Viggo Mortensen as Aragorn and Sean Bean as Boromir not only must serve the Fellowship but are also burdened with holding the fate of man in their hands. Mortensen’s angst comes streaming out of his razor sharp eyes, while Bean carries this weight with his whole body, heavy with death, war weary and desperate.

Orlando Bloom as Legolas and John Rhys-Davies as Gimli are part of the Fellowship much in the same way that Pippin and Merry are, in that they are part of that rock hard supporting cast. These two really make their biggest mark on the battlefield each using their originality and style to fight for their joint cause. Archery and axe play look so good here, Bloom and Rhys-Davies both battle with experience and finesse, there is an art to the way they kill, and it is beautiful.

Andy Serkis combined with the abilities of WETA to create the delightfully slimy Gollum. Little more than his hands and cat-like reflective eyes are seen close up but that voice echoing through caves sends chills up my spine. Man, Gollum just rocks, he is perfect, I want more now.

Lurtz, the head of the Uruk-Hai, a character not of literary creation is a wonder to behold. From his massive physical form and coloring, to his brutality I found him capturing my one green eye every time he graced the screen. This, mind you, includes while in frame with Chris Lee, I have never seen anything like Lurtz and he grabbed me.

New Zealand and WETA have added something most critical to the film in the form of set design and scenery. FELLOWSHIP is a work of art displaying both the natural beauty of the country but of some of the most heavenly sets I’ve ever seen. The mere sight of Rivendell and Lothlorien alone would make this worth watching. The detail and depth to every shot is breathtaking, and is as important and stunning as any other performance. I am totally sold on NZ, calculating how much a plane trip from Austin to Auckland is, I am head over heels in love. Peter Jackson is doing what he always has, making movies the way he wants to make them, straight from his brain to ours, and this is what makes the difference, makes FELLOWSHIP the brilliant film that it is. Peter knows THE LORD OF THE RINGS and let nothing prevent his vision from being fully realized.

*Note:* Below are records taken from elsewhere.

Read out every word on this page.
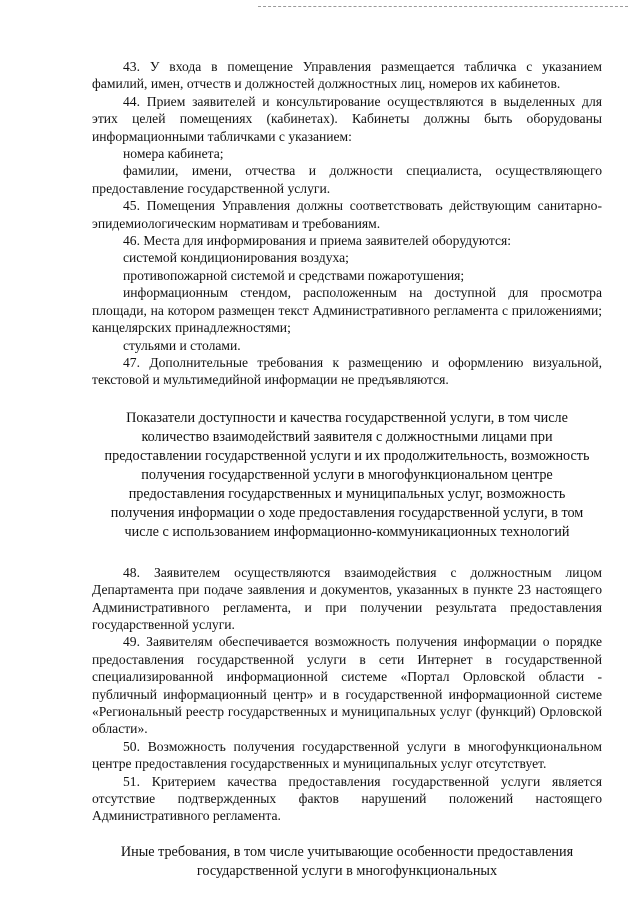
43. У входа в помещение Управления размещается табличка с указанием фамилий, имен, отчеств и должностей должностных лиц, номеров их кабинетов.

44. Прием заявителей и консультирование осуществляются в выделенных для этих целей помещениях (кабинетах). Кабинеты должны быть оборудованы информационными табличками с указанием:

номера кабинета;

фамилии, имени, отчества и должности специалиста, осуществляющего предоставление государственной услуги.

45. Помещения Управления должны соответствовать действующим санитарно-эпидемиологическим нормативам и требованиям.

46. Места для информирования и приема заявителей оборудуются:

системой кондиционирования воздуха;

противопожарной системой и средствами пожаротушения;

информационным стендом, расположенным на доступной для просмотра площади, на котором размещен текст Административного регламента с приложениями; канцелярских принадлежностями;

стульями и столами.

47. Дополнительные требования к размещению и оформлению визуальной, текстовой и мультимедийной информации не предъявляются.

Показатели доступности и качества государственной услуги, в том числе количество взаимодействий заявителя с должностными лицами при предоставлении государственной услуги и их продолжительность, возможность получения государственной услуги в многофункциональном центре предоставления государственных и муниципальных услуг, возможность получения информации о ходе предоставления государственной услуги, в том числе с использованием информационно-коммуникационных технологий

48. Заявителем осуществляются взаимодействия с должностным лицом Департамента при подаче заявления и документов, указанных в пункте 23 настоящего Административного регламента, и при получении результата предоставления государственной услуги.

49. Заявителям обеспечивается возможность получения информации о порядке предоставления государственной услуги в сети Интернет в государственной специализированной информационной системе «Портал Орловской области - публичный информационный центр» и в государственной информационной системе «Региональный реестр государственных и муниципальных услуг (функций) Орловской области».

50. Возможность получения государственной услуги в многофункциональном центре предоставления государственных и муниципальных услуг отсутствует.

51. Критерием качества предоставления государственной услуги является отсутствие подтвержденных фактов нарушений положений настоящего Административного регламента.

Иные требования, в том числе учитывающие особенности предоставления государственной услуги в многофункциональных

The film plays like a dream because it is his dream of what FELLOWSHIP could and should be.

Until, Wednesday I’m dying, thinking about it more and more each minute, I have become a nuisance to those around me who have yet to see it because they can’t understand what is about to hit them. For it is all consuming in the best way. However, I have full faith that if they, and you ride out the frenzy you’ll be converted, made believers. FELLOWSHIP is so exciting because it has the power to do what STAR WARS did in 1977, to change the face of cinema and inspire a new generation of filmmakers and audiences. This is the power of film at its finest to inspire, move, and dream, and LORD OF THE RINGS is filmmaking at its finest.

Quite simply there has never been a film like LORD OF THE RINGS.